The correct approach: do not look at the number without context. Check posting frequency and how reach changes from post to post. Ideally parse ten to thirty posts and look at dynamics. That will show whether the channel is stable or you are seeing a temporary spike.
Retention and unsubscribes show the truth
If subscriber count and views are easy to inflate, one of the few honest metrics is retention. It shows how long a person stays in the channel after subscribing. If you buy traffic, this is the first metric you should track.
Simple example:
After an ad in one channel, three hundred people joined and only forty stayed after three days.
From another channel, one hundred and fifty joined and only twenty left.
Retention shows whether you hit your audience, not just poured traffic.
The same applies to unsubscribes: if you see plus two hundred on the ad day and minus one hundred and eighty the next day, that is a signal. The donor channel did not fit your audience, or the offer was weak.
In Telepars you can see this through the Channel Pulse module and unique links. That allows you to stop guessing and understand which ads work and which only look like they do.
What is actually worth analyzing
Telegram is an environment where metrics can look nice but empty. To avoid wasting money and time, focus on metrics that reflect real behavior.
Here is a list worth relying on:
- Date of the last post. If a channel has been silent for ten or more days, that is already a warning.
- Reach to subscribers ratio. Thirty to fifty percent is good, ten percent or less usually means a dead channel or disengaged audience.
- Reactions and comments over time. Not once, but across all posts. Look for patterns.
- Subscriber retention. How many days people stay on average.
- Unsubscribes after ads. The higher they are, the worse the traffic.
- Traffic sources. Which channels bring the right people and which just send them back out.
If you work with Telepars analytics, you can see all of this in minutes. The key is not to trust numbers that are easy to show but hard to apply. The ability to interpret data is what separates a campaign from a budget burn.

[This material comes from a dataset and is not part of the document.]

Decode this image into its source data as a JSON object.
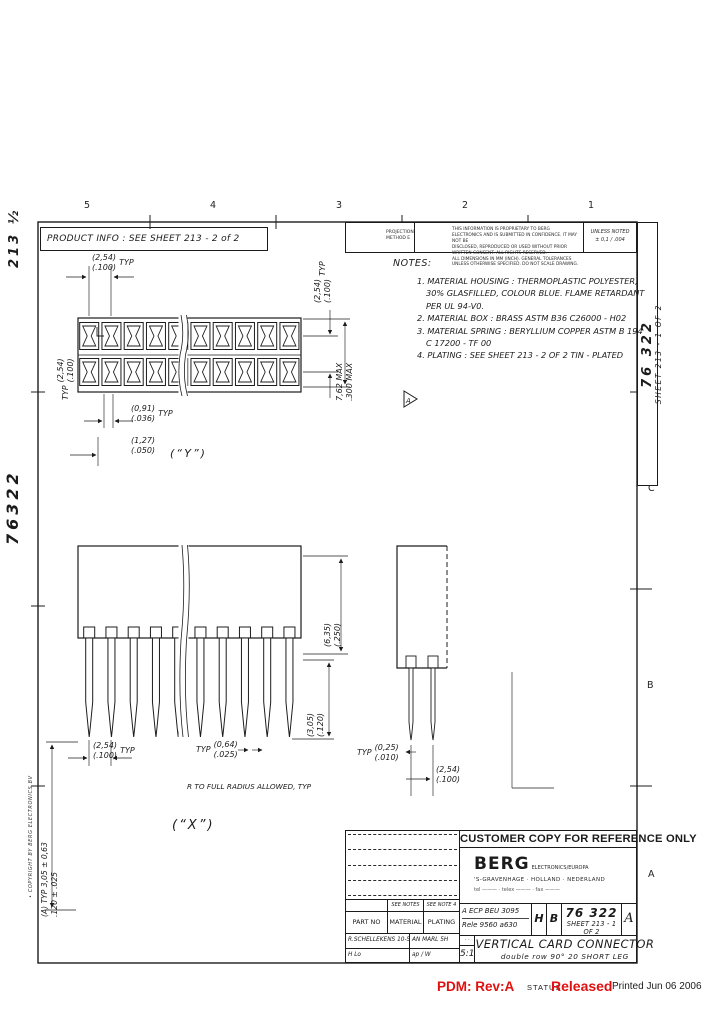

Telegram is a platform where numbers often work against you if you look without context. Subscriber count, views, likes, all of it can be inflated and tuned for a facade. But business does not need beautiful numbers. Business needs predictable results.
If you want to earn through Telegram, build funnels, and scale, you have to move away from surface analysis. The true signals are retention, unsubscribes, engagement dynamics, and reaction to content. Do not look for the channel with the prettiest cover. Look for the channel where the audience reads, reacts, and stays.
And remember: the main metric is not how many people arrived, but how many stayed and took action. Everything else is noise.